В самолет по приставленной низеньким солдатиком железной лесенке залез сначала он, потом военный посадил еще двух молчаливых мужчин и ненадолго сам поднялся к летчикам. Беззвучный редкий дождец еще не кончился, но «дуглас», переваливаясь с крыла на крыло, вырулил сквозь него по мокрой, прибитой воздушными струями забуревшей траве на взлетную полосу, низко нашарив эту полосу в темноте расходящимся в стороны пучком света от фары, спрятанной в левом крыле. В конце полосы кто-то сигналил фонарем. Военный, не дожидаясь их взлета, еще раньше торопливо простился с ними по отдельности — сначала с пилотами, потом с теми двумя, потом с ним, махнул, когда вылез из «дугласа», уже всем им вместе на прощанье и укатил обратно в город, сам сев за руль той же теплой, уютной «эмки», в какой они приехали с ним на аэродром, где уже их поджидали эти двое молчаливых попутчиков. Солдатик тоже махнул рукой, но остался стоять под редким дождичком, и в осенней темноте не было видно его лица, а еще мешали все ясно видеть расплющенные упругим моторным воздухом дождевые капли на квадратном оконце. «Дуглас» загасил фару, задрожал всем корпусом и, хрипло взревев моторами, сумасшедше рванулся на дальний свет мигающего фонаря: сначала трясло, как в телеге по булыжной мостовой, потом мелко-мелко застучало внизу, тяжелый самолет словно легчал с каждой секундой, и еще через неуловимое мгновенье все стало плавно и немо, хотя моторы, надрываясь, выли по-прежнему, но уже самолет не трясло, он будто застыл на месте и только внизу под крыло проскакивали, быстро отдаляясь, неясные одиночные огни — взлетели…

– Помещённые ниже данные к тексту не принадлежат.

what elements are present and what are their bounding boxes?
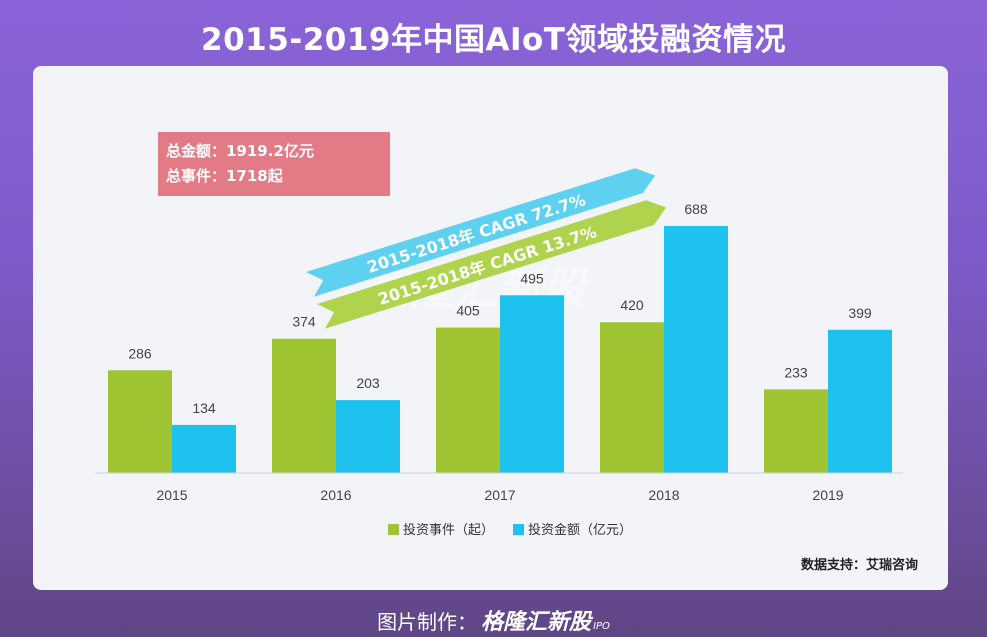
legend-swatch-events (388, 524, 399, 535)
legend-label-amount: 投资金额（亿元） (528, 522, 632, 538)
data-label-events-2018: 420 (620, 297, 644, 313)
bar-amount-2019 (828, 329, 892, 473)
bar-chart: 格隆汇新股 2015-2018年 CAGR 72.7% 2015-2018年 C… (95, 168, 903, 538)
footer-prefix: 图片制作： (377, 610, 478, 634)
data-label-amount-2015: 134 (192, 400, 216, 416)
data-label-amount-2018: 688 (684, 201, 708, 217)
bar-events-2017 (436, 327, 500, 473)
legend-label-events: 投资事件（起） (403, 522, 494, 538)
data-label-events-2015: 286 (128, 345, 152, 361)
summary-total-amount: 总金额：1919.2亿元 (166, 142, 314, 160)
legend-swatch-amount (513, 524, 524, 535)
bar-events-2019 (764, 389, 828, 473)
x-tick-label-2015: 2015 (156, 487, 187, 503)
data-label-events-2017: 405 (456, 303, 480, 319)
x-tick-label-2016: 2016 (320, 487, 351, 503)
bar-events-2016 (272, 338, 336, 473)
footer-credit: 图片制作： 格隆汇新股 IPO (0, 604, 987, 636)
data-label-amount-2017: 495 (520, 270, 544, 286)
legend: 投资事件（起） 投资金额（亿元） (388, 522, 632, 538)
footer-brand: 格隆汇新股 (481, 610, 592, 635)
chart-card: 格隆汇新股 2015-2018年 CAGR 72.7% 2015-2018年 C… (33, 66, 948, 590)
x-tick-label-2017: 2017 (484, 487, 515, 503)
bar-events-2015 (108, 370, 172, 473)
page-title: 2015-2019年中国AIoT领域投融资情况 (201, 22, 786, 58)
x-tick-labels: 2015 2016 2017 2018 2019 (156, 487, 843, 503)
data-source: 数据支持：艾瑞咨询 (800, 558, 918, 573)
bar-amount-2016 (336, 400, 400, 473)
data-label-events-2016: 374 (292, 314, 316, 330)
data-label-amount-2019: 399 (848, 305, 872, 321)
bar-amount-2017 (500, 295, 564, 473)
data-label-events-2019: 233 (784, 364, 808, 380)
bar-amount-2015 (172, 424, 236, 473)
bar-series-group: 286 134 374 203 405 495 420 688 233 399 (108, 201, 892, 473)
summary-total-events: 总事件：1718起 (166, 167, 283, 185)
x-tick-label-2018: 2018 (648, 487, 679, 503)
x-tick-label-2019: 2019 (812, 487, 843, 503)
footer-ipo: IPO (593, 621, 610, 632)
bar-events-2018 (600, 322, 664, 473)
data-label-amount-2016: 203 (356, 375, 380, 391)
bar-amount-2018 (664, 226, 728, 473)
summary-box: 总金额：1919.2亿元 总事件：1718起 (158, 132, 390, 196)
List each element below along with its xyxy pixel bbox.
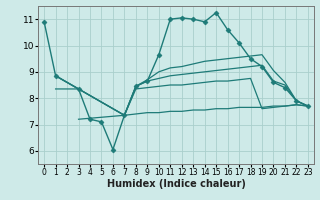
X-axis label: Humidex (Indice chaleur): Humidex (Indice chaleur) [107,179,245,189]
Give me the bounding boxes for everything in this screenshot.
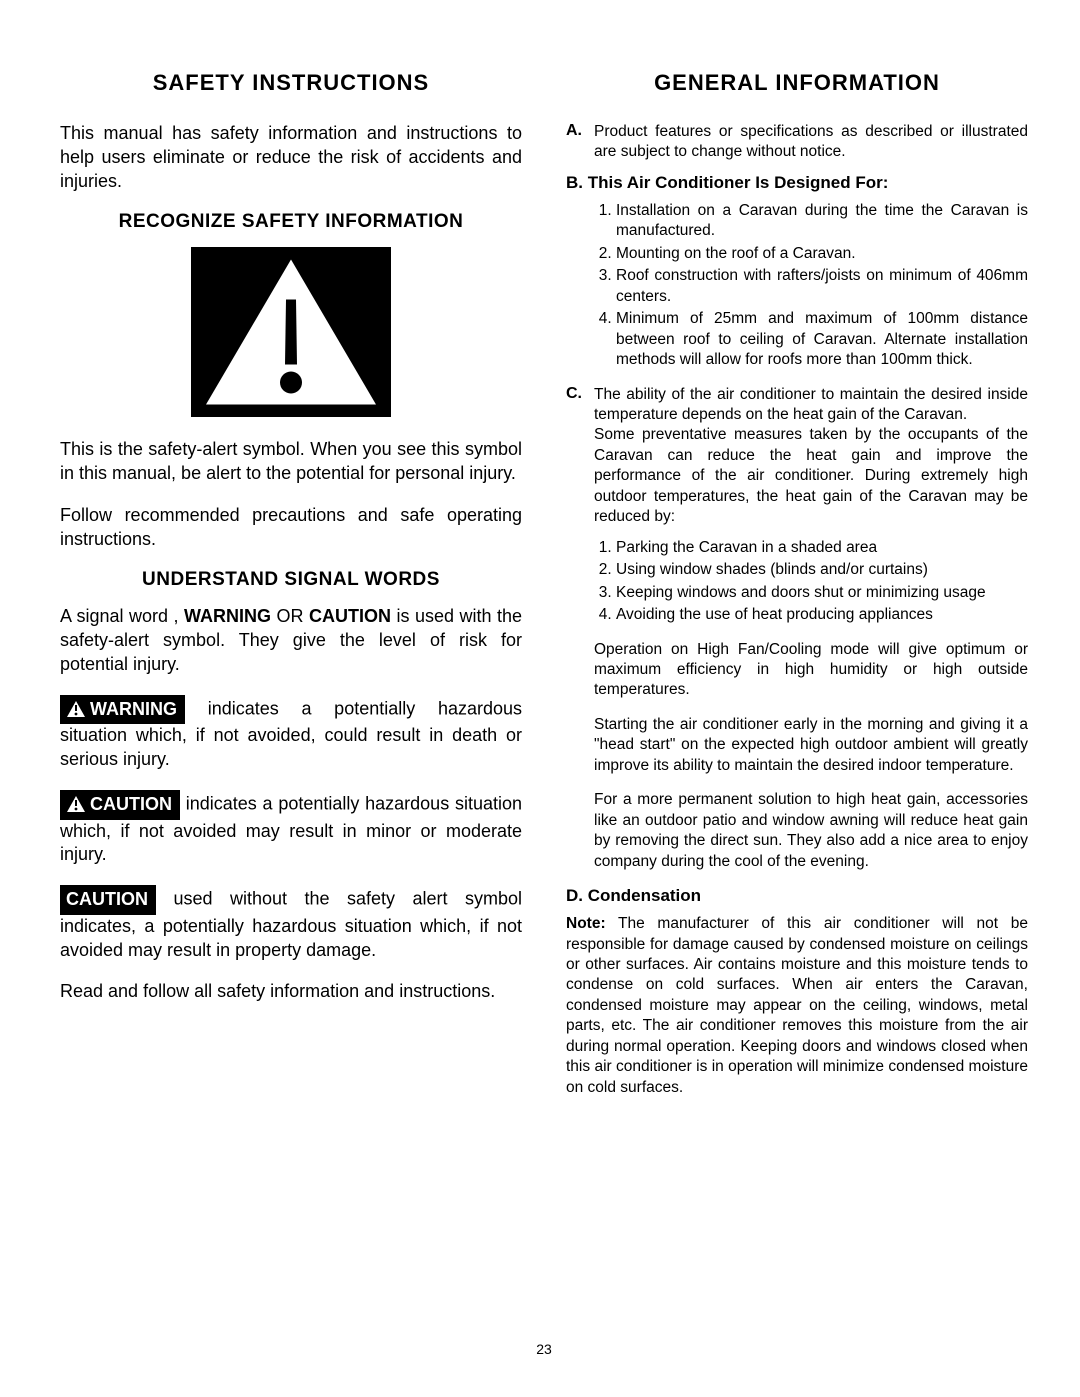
b-list-item: Minimum of 25mm and maximum of 100mm dis… [616,309,1028,370]
d-text: The manufacturer of this air conditioner… [566,915,1028,1096]
caution2-label-box: CAUTION [60,885,156,915]
left-column: SAFETY INSTRUCTIONS This manual has safe… [60,70,522,1321]
caution2-label-text: CAUTION [66,889,148,909]
b-list-item: Roof construction with rafters/joists on… [616,266,1028,307]
warning-triangle-icon [201,255,381,410]
c-list-item: Parking the Caravan in a shaded area [616,538,1028,558]
understand-intro-pre: A signal word , [60,606,184,626]
letter-c: C. [566,385,584,528]
item-d-heading: D. Condensation [566,886,1028,906]
warning-label-text: WARNING [90,699,177,719]
c-list-item: Keeping windows and doors shut or minimi… [616,583,1028,603]
general-information-heading: GENERAL INFORMATION [566,70,1028,96]
caution-label-text: CAUTION [90,794,172,814]
warning-label-box: WARNING [60,695,185,725]
recognize-p2: Follow recommended precautions and safe … [60,504,522,552]
page-number: 23 [60,1341,1028,1357]
item-b-heading: B. This Air Conditioner Is Designed For: [566,173,1028,193]
understand-intro-bold1: WARNING [184,606,271,626]
understand-intro-bold2: CAUTION [309,606,391,626]
c-p1: The ability of the air conditioner to ma… [594,385,1028,426]
safety-symbol-block [60,247,522,422]
understand-intro-mid: OR [271,606,309,626]
two-column-layout: SAFETY INSTRUCTIONS This manual has safe… [60,70,1028,1321]
item-c: C. The ability of the air conditioner to… [566,385,1028,528]
c-list: Parking the Caravan in a shaded area Usi… [566,538,1028,626]
understand-heading: UNDERSTAND SIGNAL WORDS [60,569,522,591]
c-list-item: Avoiding the use of heat producing appli… [616,605,1028,625]
letter-a: A. [566,122,584,163]
warning-triangle-icon [66,795,86,813]
warning-triangle-icon [66,700,86,718]
item-a: A. Product features or specifications as… [566,122,1028,163]
recognize-p1: This is the safety-alert symbol. When yo… [60,438,522,486]
closing-text: Read and follow all safety information a… [60,980,522,1004]
c-list-item: Using window shades (blinds and/or curta… [616,560,1028,580]
c-p4: Starting the air conditioner early in th… [594,715,1028,776]
c-p3: Operation on High Fan/Cooling mode will … [594,640,1028,701]
caution2-paragraph: CAUTION used without the safety alert sy… [60,885,522,962]
understand-intro: A signal word , WARNING OR CAUTION is us… [60,605,522,676]
safety-alert-symbol [191,247,391,417]
c-p2: Some preventative measures taken by the … [594,425,1028,527]
caution-paragraph: CAUTION indicates a potentially hazardou… [60,790,522,867]
b-list: Installation on a Caravan during the tim… [566,201,1028,371]
caution-label-box: CAUTION [60,790,180,820]
c-p5: For a more permanent solution to high he… [594,790,1028,872]
recognize-heading: RECOGNIZE SAFETY INFORMATION [60,211,522,233]
warning-paragraph: WARNING indicates a potentially hazardou… [60,695,522,772]
safety-instructions-heading: SAFETY INSTRUCTIONS [60,70,522,96]
b-list-item: Mounting on the roof of a Caravan. [616,244,1028,264]
d-paragraph: Note: The manufacturer of this air condi… [566,914,1028,1098]
b-list-item: Installation on a Caravan during the tim… [616,201,1028,242]
manual-page: SAFETY INSTRUCTIONS This manual has safe… [0,0,1080,1397]
right-column: GENERAL INFORMATION A. Product features … [566,70,1028,1321]
safety-intro-text: This manual has safety information and i… [60,122,522,193]
d-note-label: Note: [566,915,606,932]
item-a-text: Product features or specifications as de… [594,122,1028,163]
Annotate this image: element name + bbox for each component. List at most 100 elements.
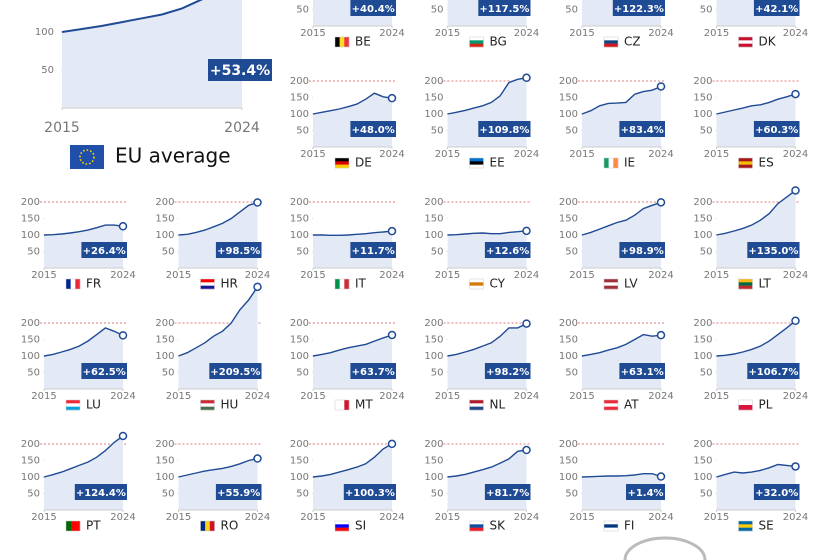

«Мы вам верим как себе», — за сутки до вылета извинительно и полуофициально убеждал его усталый бритоголовый человек с крупными золотыми звездами на погонах. Через отца он с ним познакомился очень давно, но сидевший под большим портретом человек не рискнул подробно вспоминать в просторном зашторенном кабинете их знакомство. С тех пор как он сел за этот громадный стол, виделись они с отцом не часто и почти не переписывались, разве иногда обменивались открытками перед праздником: да и в р е м я было дорого. И только прощаясь у высокой резной двери, к которой от громадного стола вела через весь кабинет по навощенному паркету двойная красная ковровая дорожка, взявшись за начищенную медь дверной ручки и пропуская его вперед на полшага, бритоголовый с высоты внушительного роста приглушенно спросил об их общем знакомом, но про того уж д а в н о никто ничего не слышал.
«Наверное, в Испании, — бритоголовый побоялся произнести это слово п о г и б. Он послюнявил указательный палец, потер им о большой и тронул потом еле видимое пятнышко от папиросного пепла на зеленом кителе выше левого накладного кармана, скосив глаза на пятнышко и туго уперев подбородок в жесткий воротник. Когда поднял глаза, они сухо и встревоженно блестели. — А может быть, в Китае или на Халхин-Голе. На финской тоже может… Который палец не укуси, все едина боль…»
«Может, и на финской», — пропустив старую поговорку, слабым эхом безнадежно отозвался он у порога, вглядываясь в собственное уродливо-широченное отражение, как в комнате смеха, на сверкающей меди ручки и удивляясь, как это т а к и е вещи могут быть неизвестны за т а к и м и дверьми. Он хотел спросить об этом, но бритоголовый, п о н я в, справился с пятнышком, поднял на него сухо блестящие, чуть навыкате глаза и упредил, тронув за плечо успокоительно. Он сказал, что со временем в ы я с н и т с я, стараясь придать своему голосу убедительной твердости побольше, но ее не хватало, этой самой твердости, которой им обоим очень хотелось.